Storm Ophelia has now moved away from the UK, and weather warnings have been lifted.
But around 20,000 households in Ireland are without water, and more than 250,000 homes and businesses across Ireland, Northern Ireland, north Wales and Scotland are without power.
Electricity companies have warned it could take days to restore the supply.
On Monday, three people in Ireland died following the storm, and one woman in north Wales was injured.
Ireland faced the worst of the storm on Monday, with parts of south west Ireland facing winds of 97 mph.

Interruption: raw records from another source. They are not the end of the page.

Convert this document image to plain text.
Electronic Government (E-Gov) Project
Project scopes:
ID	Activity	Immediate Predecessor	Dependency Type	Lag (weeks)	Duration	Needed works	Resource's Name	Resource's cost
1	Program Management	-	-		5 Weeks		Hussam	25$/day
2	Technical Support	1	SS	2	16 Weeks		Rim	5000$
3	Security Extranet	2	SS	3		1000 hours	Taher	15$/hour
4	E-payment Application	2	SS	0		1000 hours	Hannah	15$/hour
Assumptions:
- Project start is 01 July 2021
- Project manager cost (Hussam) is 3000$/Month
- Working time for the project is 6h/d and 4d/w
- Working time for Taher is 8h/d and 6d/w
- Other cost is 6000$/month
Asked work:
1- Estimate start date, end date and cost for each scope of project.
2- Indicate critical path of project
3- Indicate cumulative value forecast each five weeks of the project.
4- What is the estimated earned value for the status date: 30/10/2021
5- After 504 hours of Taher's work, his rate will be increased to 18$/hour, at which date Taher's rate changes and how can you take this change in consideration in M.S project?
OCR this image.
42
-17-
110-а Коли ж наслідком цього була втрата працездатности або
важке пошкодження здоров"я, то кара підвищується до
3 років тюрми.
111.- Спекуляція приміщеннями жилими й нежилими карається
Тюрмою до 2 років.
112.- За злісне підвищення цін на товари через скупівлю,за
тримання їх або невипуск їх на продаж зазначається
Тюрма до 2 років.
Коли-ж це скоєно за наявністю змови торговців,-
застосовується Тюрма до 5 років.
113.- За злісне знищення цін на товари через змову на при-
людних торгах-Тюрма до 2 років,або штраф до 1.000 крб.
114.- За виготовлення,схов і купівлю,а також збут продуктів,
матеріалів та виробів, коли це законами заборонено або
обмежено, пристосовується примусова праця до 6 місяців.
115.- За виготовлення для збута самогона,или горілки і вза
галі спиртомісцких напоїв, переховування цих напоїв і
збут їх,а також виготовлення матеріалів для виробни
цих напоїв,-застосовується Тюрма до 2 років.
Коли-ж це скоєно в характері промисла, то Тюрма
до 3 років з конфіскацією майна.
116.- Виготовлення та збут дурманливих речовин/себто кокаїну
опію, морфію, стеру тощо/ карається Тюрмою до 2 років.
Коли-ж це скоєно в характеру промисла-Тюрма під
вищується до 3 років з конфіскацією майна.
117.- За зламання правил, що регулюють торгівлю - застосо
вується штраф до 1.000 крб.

Ophelia then moved towards Scotland and North East England, on Tuesday morning with winds of up to 70 mph.
In Cumbria, in the north-east of England, roads were closed around Barrow AFC’s stadium after wind damaged its roof.
In Cork in the Republic of Ireland, the roof covering the stands at Cork City’s Turner’s Cross stadium, caved in and their match was cancelled.
In Scotland, a clear-up is under way after roofs were torn off and trees brought down overnight, causing disruption to some rail services.
In Glasgow, a block of flats that was due to be partly pulled down, collapsed overnight, and the roof of a Scouts hall was blown off in Dumfries and Galloway as the region took the brunt of winds up to 77mph.
In Northern Ireland flights and ferries were cancelled due to the strong winds, and hospital appointments have also been rearranged because of transport problems.
Former US president Bill Clinton had planned to visit Northern Ireland on Monday, but postponed his trip due to the severe weather warnings.
Many roads are still closed due to fallen trees.
The storm was previously classified as a Hurricane, but had weakened enough by the time it reached Ireland to be declared a storm.
As well as strong winds, the storm brought with it strange pink skies and a red Sun.
It travelled across the Atlantic Ocean from the Azores.